Aerial shot of the multifamily development at 162 E. 36th St. in Manhattan, a 160-unit luxury project.
The luxury development will feature a rooftop lounge, fitness center and ground-floor retail space. Image courtesy of Ranco Capital

A joint venture between Ranco Capital and the Gilardian Family—owner of Gilar Group—has secured a $115 million refinancing loan for a 160-unit luxury multifamily project at 162 E. 36th St., in Manhattan.

Affinius Capital issued the note, in a transaction arranged by Galaxy Capital Partner Henry Bodek. The loan proceeds will be used to finalize the development and stabilize occupancy.

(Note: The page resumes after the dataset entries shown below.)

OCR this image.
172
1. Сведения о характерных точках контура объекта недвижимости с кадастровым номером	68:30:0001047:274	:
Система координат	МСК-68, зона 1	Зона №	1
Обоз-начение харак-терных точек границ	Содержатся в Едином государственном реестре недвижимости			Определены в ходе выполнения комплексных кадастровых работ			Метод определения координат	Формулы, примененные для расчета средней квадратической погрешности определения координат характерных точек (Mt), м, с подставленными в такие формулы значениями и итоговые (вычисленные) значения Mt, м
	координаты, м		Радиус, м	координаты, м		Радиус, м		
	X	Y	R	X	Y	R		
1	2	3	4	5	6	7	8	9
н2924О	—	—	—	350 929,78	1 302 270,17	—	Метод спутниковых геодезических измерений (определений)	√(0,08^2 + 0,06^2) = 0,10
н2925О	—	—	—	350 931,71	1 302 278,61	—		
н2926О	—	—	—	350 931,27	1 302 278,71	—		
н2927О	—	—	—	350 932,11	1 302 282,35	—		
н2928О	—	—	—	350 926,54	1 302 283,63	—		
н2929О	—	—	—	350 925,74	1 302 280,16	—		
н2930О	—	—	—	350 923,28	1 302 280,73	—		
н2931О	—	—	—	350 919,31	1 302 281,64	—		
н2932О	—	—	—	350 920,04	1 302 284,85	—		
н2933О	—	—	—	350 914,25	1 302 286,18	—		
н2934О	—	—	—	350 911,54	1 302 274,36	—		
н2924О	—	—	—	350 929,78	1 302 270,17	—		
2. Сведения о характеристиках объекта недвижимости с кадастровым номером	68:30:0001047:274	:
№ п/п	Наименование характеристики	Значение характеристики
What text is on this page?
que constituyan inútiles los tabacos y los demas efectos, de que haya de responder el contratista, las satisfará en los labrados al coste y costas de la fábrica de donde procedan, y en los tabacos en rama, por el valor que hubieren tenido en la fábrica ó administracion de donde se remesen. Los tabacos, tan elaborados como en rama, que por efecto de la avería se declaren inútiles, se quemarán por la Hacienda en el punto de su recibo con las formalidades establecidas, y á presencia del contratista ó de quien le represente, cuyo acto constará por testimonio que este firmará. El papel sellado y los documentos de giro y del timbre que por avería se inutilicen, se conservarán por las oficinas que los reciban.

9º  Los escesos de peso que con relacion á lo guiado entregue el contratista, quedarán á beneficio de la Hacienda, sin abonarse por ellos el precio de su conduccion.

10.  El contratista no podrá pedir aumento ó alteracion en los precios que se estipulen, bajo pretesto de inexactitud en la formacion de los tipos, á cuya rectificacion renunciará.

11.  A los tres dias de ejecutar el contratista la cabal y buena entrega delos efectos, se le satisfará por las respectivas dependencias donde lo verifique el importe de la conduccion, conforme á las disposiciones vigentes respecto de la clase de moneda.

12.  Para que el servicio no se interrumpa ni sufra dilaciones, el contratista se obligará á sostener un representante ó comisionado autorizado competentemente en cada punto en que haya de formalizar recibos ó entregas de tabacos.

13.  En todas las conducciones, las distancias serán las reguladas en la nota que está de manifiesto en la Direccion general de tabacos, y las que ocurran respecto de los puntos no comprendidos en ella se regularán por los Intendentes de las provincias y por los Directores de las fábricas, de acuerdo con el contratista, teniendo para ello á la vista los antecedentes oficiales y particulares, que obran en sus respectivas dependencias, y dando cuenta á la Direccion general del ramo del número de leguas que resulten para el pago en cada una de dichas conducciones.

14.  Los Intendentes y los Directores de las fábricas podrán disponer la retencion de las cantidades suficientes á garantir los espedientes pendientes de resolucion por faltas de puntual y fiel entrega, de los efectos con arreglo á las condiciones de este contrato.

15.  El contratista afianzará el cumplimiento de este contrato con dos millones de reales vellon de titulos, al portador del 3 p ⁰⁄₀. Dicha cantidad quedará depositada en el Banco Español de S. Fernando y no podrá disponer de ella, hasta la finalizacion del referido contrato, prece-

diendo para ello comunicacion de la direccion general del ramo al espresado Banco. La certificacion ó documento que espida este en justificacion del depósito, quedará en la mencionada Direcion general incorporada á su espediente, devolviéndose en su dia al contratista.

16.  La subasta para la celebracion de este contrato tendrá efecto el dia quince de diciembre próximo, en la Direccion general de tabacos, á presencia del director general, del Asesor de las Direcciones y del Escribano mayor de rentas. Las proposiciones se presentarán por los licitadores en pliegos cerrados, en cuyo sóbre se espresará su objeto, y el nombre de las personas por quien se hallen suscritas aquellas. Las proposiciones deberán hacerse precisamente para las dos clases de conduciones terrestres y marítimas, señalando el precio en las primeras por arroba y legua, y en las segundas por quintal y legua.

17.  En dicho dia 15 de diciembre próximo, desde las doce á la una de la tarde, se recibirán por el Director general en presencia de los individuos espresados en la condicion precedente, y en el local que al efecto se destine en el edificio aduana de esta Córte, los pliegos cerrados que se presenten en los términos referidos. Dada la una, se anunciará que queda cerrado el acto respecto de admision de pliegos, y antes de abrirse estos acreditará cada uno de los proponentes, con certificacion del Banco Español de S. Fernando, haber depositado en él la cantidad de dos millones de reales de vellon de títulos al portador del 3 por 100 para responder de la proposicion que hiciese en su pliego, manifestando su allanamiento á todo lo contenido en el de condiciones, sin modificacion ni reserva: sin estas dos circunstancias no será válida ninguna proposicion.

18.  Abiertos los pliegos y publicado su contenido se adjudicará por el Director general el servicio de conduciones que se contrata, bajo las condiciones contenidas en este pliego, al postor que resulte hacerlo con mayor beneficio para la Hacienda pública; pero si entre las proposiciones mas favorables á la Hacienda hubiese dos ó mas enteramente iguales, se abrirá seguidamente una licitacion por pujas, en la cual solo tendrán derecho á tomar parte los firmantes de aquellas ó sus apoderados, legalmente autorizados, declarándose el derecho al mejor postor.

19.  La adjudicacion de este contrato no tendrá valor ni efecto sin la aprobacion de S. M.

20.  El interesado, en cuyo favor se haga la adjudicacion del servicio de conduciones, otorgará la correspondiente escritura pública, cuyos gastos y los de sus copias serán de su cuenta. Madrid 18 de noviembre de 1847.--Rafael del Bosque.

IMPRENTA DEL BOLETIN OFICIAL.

The upcoming 22-story tower will feature 87 studios, 46 one-bedroom units and 27 two-bedroom apartments, as well as 3,700 square feet of ground floor retail space. Shared amenities will include a rooftop lounge, a fitness center with sauna, a resident’s club, a pet spa, coworking spaces and rentable storage space.

Developed in Manhattan’s Murray Hill neighborhood, the high-rise will stand at the corner of Third Avenue and East 36th Street, three blocks east of the Empire State Building. Grand Central Terminal is half a mile north.

Manhattan pipeline lags behind

In the first 11 months of 2025, developers completed 2,678 multifamily units across Manhattan, accounting for 0.8 percent of existing stock, according to a recent Yardi Matrix report. The figure was 200 basis points below the national average and 424 units less than the amount of residences completed during the same time frame in 2024.

As for new multifamily construction, the borough had 13,234 apartments underway through November and another 45,000 units in the planning and permitting stages. Construction starts in the first 11 months of 2025 amassed to 6,468 residences across 16 projects, marking a significant increase from the 4,848 units across 19 developments that broke ground in 2024.